2.3 The Terminology Server The Terminology Server provides an encapsulation of, and a networked applications programming interface to, the CORE Model, the facilities provided by the GRAIL formalism, and linguistic and coding functionality. It provides means of referring to concept entities, asking questions of them, and transforming them into other representations, such as natural language. Individual modules within the Terminology Server handle different aspects of the overall task. The Terminology Server provides a uniform interface to the services provided by each of these modules, as well as combining multiple services into those useful for external applications. There are five major tasks that the
Terminology Server as a whole performs:
• managing external references to concept entities ('Reference management') and coercion between data types;
• implementing the GRAIL formalism, and managing the internal representation of concept entities (implemented by the Concept Module) ;
• managing the data and functionality required to map concept entities to natural language (and, potentially, the inverse), (handled by the Multilingual Module);
• managing the data and functionality required to map concept entities to and from existing coding and classification schemes (handled by the Code Conversion Module);
• providing the functionality and management to handle extrinsic information (the Extrinsic Information Module).
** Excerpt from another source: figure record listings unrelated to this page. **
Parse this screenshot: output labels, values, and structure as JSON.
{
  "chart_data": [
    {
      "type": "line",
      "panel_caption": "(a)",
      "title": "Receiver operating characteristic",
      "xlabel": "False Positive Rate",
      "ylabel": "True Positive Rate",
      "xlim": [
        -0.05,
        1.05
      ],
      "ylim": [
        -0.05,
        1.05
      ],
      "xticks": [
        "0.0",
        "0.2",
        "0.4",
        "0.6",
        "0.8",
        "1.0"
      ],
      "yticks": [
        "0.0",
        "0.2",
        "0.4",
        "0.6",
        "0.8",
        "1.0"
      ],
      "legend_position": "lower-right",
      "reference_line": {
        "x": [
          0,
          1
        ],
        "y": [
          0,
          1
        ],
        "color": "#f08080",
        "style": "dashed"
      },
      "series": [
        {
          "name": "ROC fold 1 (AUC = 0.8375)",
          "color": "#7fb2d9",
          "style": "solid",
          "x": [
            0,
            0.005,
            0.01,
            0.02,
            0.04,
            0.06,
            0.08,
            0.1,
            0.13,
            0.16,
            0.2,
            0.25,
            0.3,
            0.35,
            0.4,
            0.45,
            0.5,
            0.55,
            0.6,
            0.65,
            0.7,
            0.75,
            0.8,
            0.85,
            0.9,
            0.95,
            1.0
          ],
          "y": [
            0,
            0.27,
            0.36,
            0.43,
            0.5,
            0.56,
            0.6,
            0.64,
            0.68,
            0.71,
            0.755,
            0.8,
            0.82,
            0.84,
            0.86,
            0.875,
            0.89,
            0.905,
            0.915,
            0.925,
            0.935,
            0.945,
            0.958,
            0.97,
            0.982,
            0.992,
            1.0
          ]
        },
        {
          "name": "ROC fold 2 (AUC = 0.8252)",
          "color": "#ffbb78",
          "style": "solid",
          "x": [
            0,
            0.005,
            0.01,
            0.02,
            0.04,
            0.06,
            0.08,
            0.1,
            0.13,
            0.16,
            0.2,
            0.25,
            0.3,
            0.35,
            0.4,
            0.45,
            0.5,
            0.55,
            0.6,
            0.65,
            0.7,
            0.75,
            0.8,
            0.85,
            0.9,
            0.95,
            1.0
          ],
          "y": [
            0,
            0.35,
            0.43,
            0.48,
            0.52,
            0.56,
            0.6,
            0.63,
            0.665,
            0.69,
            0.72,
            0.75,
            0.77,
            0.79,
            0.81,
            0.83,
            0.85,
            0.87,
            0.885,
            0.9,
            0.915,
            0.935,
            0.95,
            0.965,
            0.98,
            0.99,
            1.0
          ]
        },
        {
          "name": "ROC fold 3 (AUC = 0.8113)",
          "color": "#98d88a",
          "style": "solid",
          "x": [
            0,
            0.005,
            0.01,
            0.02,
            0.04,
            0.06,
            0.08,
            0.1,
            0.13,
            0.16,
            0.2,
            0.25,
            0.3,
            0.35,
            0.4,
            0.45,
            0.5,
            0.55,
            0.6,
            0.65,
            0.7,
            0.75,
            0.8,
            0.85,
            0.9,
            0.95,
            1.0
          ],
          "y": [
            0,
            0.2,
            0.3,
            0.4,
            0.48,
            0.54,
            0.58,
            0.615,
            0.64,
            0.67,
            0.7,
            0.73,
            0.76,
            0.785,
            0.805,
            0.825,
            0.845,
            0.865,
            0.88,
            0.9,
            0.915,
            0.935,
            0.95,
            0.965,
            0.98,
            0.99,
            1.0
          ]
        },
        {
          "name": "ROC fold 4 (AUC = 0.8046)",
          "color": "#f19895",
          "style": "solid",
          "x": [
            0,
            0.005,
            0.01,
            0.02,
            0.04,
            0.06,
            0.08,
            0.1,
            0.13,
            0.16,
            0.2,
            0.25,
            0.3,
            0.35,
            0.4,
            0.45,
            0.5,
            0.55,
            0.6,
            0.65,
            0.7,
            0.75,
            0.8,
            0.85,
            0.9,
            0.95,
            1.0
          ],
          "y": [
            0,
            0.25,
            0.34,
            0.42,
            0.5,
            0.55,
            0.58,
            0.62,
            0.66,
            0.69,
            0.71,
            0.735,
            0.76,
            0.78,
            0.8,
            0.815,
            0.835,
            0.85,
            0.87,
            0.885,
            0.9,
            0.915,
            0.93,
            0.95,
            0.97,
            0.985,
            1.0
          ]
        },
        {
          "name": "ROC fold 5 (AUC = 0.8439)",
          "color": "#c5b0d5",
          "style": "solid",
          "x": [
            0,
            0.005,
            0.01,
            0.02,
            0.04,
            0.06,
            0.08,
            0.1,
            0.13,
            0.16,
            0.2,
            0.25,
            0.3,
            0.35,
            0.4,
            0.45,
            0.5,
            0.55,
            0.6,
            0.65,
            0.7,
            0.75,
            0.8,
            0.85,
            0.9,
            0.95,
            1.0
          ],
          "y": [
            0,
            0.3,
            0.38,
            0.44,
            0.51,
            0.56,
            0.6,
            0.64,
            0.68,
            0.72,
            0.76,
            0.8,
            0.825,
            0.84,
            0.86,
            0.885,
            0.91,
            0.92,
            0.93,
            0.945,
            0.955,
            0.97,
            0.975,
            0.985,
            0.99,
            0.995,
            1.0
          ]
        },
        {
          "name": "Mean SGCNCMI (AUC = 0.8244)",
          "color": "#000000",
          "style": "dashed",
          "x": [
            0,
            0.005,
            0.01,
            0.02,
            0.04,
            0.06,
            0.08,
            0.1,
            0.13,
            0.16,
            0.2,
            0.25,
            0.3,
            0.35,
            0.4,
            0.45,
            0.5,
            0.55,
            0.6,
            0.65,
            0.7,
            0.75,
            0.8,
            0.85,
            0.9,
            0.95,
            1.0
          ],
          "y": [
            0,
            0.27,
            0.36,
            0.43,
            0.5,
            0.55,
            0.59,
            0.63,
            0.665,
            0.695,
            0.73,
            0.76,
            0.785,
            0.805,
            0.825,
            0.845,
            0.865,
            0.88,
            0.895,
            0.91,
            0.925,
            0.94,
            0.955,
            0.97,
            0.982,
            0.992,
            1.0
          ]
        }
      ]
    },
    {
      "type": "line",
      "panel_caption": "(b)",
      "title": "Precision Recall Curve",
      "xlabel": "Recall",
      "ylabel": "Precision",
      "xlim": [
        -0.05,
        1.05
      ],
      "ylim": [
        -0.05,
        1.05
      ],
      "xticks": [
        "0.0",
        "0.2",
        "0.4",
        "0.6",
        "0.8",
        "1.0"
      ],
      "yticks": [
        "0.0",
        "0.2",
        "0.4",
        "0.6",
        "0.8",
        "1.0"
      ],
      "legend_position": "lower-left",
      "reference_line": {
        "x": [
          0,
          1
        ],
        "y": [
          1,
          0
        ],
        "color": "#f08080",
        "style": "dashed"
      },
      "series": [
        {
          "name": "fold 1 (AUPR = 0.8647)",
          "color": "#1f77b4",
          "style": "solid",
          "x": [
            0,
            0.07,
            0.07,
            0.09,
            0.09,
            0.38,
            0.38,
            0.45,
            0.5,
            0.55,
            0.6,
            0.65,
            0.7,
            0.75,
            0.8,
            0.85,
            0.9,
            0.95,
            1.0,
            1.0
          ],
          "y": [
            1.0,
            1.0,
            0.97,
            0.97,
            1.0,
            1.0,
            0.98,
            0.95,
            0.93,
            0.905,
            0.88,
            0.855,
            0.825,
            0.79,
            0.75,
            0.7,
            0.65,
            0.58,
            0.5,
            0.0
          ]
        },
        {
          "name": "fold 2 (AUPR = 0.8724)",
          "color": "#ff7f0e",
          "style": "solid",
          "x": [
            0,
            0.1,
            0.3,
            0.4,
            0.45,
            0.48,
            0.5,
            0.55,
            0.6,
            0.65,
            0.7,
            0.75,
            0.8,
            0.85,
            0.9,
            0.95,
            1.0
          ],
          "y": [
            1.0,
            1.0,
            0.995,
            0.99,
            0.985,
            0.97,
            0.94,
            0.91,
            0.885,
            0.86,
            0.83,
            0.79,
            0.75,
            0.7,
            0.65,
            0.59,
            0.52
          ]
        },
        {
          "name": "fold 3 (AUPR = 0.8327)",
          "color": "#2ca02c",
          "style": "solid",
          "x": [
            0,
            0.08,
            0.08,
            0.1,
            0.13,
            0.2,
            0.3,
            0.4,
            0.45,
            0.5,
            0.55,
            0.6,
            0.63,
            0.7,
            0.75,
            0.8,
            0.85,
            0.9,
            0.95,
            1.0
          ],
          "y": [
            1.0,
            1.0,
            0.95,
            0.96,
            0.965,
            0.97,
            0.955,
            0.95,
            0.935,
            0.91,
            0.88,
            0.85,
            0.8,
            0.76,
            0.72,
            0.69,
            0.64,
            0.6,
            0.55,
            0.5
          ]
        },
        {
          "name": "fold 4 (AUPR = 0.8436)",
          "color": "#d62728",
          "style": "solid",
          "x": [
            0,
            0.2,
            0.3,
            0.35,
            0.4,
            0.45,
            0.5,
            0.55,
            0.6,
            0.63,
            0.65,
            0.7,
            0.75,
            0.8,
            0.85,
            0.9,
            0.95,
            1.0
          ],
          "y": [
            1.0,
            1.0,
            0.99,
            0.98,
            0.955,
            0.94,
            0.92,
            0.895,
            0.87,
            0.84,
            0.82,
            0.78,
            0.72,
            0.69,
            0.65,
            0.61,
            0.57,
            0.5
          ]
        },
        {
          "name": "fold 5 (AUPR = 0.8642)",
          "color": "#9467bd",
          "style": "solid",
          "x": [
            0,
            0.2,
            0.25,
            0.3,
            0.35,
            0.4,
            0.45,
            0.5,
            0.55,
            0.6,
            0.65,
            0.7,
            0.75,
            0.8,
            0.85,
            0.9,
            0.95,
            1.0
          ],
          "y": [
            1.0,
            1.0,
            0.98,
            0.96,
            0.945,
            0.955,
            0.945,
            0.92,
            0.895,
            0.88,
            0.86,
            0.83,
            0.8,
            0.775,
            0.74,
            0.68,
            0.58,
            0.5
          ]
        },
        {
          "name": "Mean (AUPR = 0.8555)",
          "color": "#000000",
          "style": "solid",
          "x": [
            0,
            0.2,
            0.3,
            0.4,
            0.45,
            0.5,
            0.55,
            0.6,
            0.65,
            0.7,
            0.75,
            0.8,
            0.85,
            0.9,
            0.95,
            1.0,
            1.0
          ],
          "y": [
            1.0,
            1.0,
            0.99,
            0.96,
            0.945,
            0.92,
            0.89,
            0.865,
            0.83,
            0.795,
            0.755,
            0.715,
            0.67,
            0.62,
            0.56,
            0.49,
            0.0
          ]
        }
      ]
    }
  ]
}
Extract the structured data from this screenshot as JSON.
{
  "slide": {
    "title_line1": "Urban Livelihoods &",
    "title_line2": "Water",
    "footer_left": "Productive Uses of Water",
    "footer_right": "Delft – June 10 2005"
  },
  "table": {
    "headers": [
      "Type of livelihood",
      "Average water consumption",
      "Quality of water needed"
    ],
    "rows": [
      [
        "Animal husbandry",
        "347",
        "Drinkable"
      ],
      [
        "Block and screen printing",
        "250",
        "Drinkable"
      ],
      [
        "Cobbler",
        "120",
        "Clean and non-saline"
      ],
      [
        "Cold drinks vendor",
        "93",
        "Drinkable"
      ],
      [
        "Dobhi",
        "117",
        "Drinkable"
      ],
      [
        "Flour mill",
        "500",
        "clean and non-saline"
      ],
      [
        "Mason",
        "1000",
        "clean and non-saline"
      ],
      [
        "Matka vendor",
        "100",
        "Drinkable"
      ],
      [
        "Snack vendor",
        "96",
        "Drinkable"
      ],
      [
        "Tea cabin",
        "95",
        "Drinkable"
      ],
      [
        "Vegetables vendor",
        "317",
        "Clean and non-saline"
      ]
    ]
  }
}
Section 3 provides a functional description of the Terminology Server; Section 4 provides an overview of its architecture.
2.4 Expected Applications The test of the Terminology Server will be whether it supports applications successfully. To be successful it must be shown to support applications both individually and, more importantly, within an environment of heterogeneous interworking clinical information systems. Our goal is not an
‘pure’ representation of the essence of medical thought ; rather, the goal is a practical tool for developers of clinical information systems. Experience suggests that, within limits, ‘cleaner’, more formal representations lead to systems which are more flexible and extensible. However the ultimate criteria is use in practical applications; compromises are therefore inevitable.
3 Published in the Proceedings of IMIA WG6, Geneva, May 1994
Applications should benefit from the Terminology Server in at least four ways:
• Operations involving terminology can be delegated outside of individual applications;
• Development should be easier because it is based on existing ontologies and, increasingly, re-uses other work which uses those ontologies.
• Communication with other applications using the shared ontology should be possible.